PHILADELPHIA (CBS) — A former Philadelphia city councilman is changing his voter registration,  the first step in an expected run for mayor in 2015.

But Frank Rizzo Jr. doesn’t think Philadelphians will have difficulty voting for him — in part because of name recognition.

Rizzo, son of the late mayor and police commissioner, was a Republican member of Philadelphia City Council for 16 years, but changed his party registration to Independent after losing his 2011 primary for re-election.

As of today, he sports a Democratic registration card.

Rizzo, a onetime Democrat, switched to the Republican Party when his father, the two-term Democratic mayor, became a Republican to run for mayor again in 1987.

“I switched my party to be supportive of him when he needed my vote in a Republican primary,” Rizzo Jr. says today, “but even in my governing, my politics, I thought more like a Democrat.”

US Rep. Bob Brady (D-Pa.), the city Democratic Party leader,  sat next to Rizzo today while Rizzo filled out the paperwork.

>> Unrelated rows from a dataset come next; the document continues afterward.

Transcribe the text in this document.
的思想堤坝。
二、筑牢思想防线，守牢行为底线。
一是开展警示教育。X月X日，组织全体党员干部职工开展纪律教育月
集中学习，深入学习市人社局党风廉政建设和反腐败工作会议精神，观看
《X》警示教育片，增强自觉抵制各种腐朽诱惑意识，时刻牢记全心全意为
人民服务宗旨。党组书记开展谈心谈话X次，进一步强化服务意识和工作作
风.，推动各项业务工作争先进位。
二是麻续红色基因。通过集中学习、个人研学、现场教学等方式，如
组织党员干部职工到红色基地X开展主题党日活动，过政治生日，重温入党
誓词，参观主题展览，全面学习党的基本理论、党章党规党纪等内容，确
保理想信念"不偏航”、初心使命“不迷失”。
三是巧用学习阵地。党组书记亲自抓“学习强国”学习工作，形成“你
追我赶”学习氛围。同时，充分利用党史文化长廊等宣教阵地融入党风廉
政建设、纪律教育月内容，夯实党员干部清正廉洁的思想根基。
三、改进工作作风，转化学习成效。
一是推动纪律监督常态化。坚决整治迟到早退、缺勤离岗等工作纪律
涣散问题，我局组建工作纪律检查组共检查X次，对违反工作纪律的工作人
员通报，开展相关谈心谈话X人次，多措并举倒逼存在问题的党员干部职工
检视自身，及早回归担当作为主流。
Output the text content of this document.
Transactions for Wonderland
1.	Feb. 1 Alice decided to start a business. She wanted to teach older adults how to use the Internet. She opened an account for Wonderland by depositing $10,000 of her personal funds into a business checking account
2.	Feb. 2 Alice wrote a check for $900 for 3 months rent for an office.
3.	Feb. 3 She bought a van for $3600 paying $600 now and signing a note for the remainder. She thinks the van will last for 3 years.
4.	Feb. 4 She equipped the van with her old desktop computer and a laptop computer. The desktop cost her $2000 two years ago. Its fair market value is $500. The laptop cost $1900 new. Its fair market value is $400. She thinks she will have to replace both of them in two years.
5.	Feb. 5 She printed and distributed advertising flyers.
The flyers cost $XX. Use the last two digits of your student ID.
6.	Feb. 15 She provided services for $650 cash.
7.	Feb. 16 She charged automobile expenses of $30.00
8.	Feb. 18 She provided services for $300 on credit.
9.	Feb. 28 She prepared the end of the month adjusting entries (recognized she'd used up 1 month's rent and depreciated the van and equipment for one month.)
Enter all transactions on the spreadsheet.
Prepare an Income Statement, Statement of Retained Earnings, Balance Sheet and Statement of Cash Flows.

“I’ve been talking to Frank Rizzo for eight to ten years that he belongs in the Democratic Party,” Brady said today.

Still, Brady says he and fellow ward leaders will remain neutral until all the mayoral candidates file petitions in early 2015, ahead of the spring primary.

“We won’t endorse that candidate until all the Democratic City Committee — the ward leaders — get together, and then we move as one, hopefully,” Brady said.

Rizzo Jr. served four terms in City Council, but his popularity took a big hit in 2011 for participating in the DROP (Deferred Retirement Option Plan) pension program that many voters saw as an undeserved windfall.

DROP allowed Rizzo to collect $194,000 and return to work if he had been reelected.   But Rizzo lost his bid for reelection as an Independent in the general election that year.

That same year, five of his colleagues on Council who took advantage of the DROP program retired rather than face voters’ wrath.